L'argent : noble mais sensible au soufre
L'argent dispose d'un potentiel standard positif, signe d'une bonne résistance générale à la corrosion. Cependant, il présente une vulnérabilité spécifique aux composés soufrés présents dans l'atmosphère : le sulfure d'hydrogène (H₂S) et les composés organiques soufrés réagissent avec la surface pour former du sulfure d'argent (Ag₂S) brun-noir — c'est le ternissement caractéristique. Cette sulfuration, distincte d'une oxydation classique par l'oxygène, peut être inversée par polissage mécanique ou traitement chimique doux.
Platine et palladium
Le platine résiste à la quasi-totalité des réactifs chimiques courants. Seule l'eau régale chaude et certains métaux alcalins fondus parviennent à le dissoudre. Il conserve son inertie face aux acides purs même à température élevée. Le palladium est légèrement plus réactif : l'acide nitrique concentré l'attaque, et il se dissout dans l'eau régale. Ces deux métaux ne forment pas d'oxydes stables dans les conditions normales d'usage.
Conséquences pratiques pour les investisseurs et l'industrie
La résistance à la corrosion a des implications directes et concrètes :
- Préservation de la valeur dans le temps : Pièces et lingots en or ou en platine peuvent être conservés pendant des générations sans perte de qualité métallurgique. L'utilisation d'un calculateur de valeur de fusion repose sur la prémisse que le titre reste physiquement intact — garantie inhérente aux métaux précieux.
- Tests d'authenticité : Les réactions chimiques différentielles servent de base lors du test à l'acide : les contrefaçons courantes (tungstène ou zamac dorés) réagissent à l'acide nitrique, contrairement à l'or véritable.
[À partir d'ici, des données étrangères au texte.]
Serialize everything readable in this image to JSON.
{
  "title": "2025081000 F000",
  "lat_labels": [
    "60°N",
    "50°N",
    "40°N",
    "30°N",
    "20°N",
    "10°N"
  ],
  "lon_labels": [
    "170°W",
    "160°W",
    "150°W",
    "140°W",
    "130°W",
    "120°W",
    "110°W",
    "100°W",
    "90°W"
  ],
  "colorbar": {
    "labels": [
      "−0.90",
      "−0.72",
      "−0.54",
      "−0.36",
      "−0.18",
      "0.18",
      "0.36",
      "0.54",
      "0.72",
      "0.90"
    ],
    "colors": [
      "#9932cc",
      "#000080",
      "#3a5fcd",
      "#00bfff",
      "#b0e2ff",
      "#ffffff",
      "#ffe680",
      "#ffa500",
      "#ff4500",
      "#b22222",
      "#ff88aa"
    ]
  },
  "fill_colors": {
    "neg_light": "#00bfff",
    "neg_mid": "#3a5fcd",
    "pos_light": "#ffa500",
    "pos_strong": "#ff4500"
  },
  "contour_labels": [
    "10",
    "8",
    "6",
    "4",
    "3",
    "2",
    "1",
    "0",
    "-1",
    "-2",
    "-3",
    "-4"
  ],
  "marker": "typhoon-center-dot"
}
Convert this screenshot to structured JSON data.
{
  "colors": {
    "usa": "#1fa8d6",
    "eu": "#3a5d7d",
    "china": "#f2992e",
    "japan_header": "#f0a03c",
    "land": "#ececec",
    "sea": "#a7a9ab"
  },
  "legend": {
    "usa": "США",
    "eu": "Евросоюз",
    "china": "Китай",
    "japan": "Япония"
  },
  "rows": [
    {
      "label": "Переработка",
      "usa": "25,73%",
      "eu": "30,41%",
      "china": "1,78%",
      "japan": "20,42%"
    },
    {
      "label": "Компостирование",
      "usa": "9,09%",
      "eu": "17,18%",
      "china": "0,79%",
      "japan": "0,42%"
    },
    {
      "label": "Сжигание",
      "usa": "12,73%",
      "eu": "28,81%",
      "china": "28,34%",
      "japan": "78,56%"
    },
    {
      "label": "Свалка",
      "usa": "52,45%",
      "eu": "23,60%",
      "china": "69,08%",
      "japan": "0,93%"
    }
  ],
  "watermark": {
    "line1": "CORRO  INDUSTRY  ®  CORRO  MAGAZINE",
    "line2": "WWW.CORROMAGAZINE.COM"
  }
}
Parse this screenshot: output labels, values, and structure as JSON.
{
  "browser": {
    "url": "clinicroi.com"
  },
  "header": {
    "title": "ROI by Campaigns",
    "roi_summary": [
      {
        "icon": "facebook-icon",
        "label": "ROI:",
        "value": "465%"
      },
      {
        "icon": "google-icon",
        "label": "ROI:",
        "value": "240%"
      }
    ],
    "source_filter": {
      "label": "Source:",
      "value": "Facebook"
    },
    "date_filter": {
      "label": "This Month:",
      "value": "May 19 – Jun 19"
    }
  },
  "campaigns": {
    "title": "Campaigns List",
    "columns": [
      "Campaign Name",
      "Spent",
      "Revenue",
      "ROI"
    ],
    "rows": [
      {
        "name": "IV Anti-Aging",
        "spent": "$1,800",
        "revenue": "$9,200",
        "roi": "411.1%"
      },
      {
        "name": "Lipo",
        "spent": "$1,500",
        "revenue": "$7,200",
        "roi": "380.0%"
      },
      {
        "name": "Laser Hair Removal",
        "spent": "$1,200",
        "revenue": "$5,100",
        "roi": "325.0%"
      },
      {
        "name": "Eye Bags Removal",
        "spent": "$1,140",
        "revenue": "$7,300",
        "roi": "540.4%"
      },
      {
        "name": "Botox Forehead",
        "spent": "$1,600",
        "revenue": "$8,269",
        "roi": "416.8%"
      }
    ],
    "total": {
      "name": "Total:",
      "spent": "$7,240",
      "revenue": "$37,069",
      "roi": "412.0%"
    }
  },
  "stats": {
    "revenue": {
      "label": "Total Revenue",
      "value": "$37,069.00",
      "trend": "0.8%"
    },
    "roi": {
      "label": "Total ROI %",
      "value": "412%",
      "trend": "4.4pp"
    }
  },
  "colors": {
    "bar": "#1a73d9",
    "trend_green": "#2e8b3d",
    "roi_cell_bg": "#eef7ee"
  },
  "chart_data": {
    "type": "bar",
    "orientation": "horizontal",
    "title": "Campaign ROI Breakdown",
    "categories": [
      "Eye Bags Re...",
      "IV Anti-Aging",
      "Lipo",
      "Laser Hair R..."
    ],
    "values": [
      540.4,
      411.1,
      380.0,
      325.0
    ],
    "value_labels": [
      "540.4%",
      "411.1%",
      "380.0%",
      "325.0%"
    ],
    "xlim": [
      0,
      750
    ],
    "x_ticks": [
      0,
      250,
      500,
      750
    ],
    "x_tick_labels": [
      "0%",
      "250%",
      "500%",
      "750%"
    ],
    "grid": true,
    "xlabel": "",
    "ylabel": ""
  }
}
- Applications industrielles : L'inertie chimique rend les métaux précieux indispensables dans les connecteurs électroniques, les catalyseurs automobiles, les prothèses médicales et les implants dentaires.
En bref
La résistance à la corrosion est le socle physico-chimique sur lequel repose la capacité des métaux précieux à conserver leur valeur matérielle sur de très longues périodes. Ce n'est pas leur éclat, mais leur stabilité électrochimique qui en a fait des réserves de valeur depuis des millénaires. Quiconque observe le prix de l'or ou le prix du platine négocie des matières dont l'intégrité physique ne peut être compromise par aucun réactif ordinaire — à l'unique exception de l'eau régale.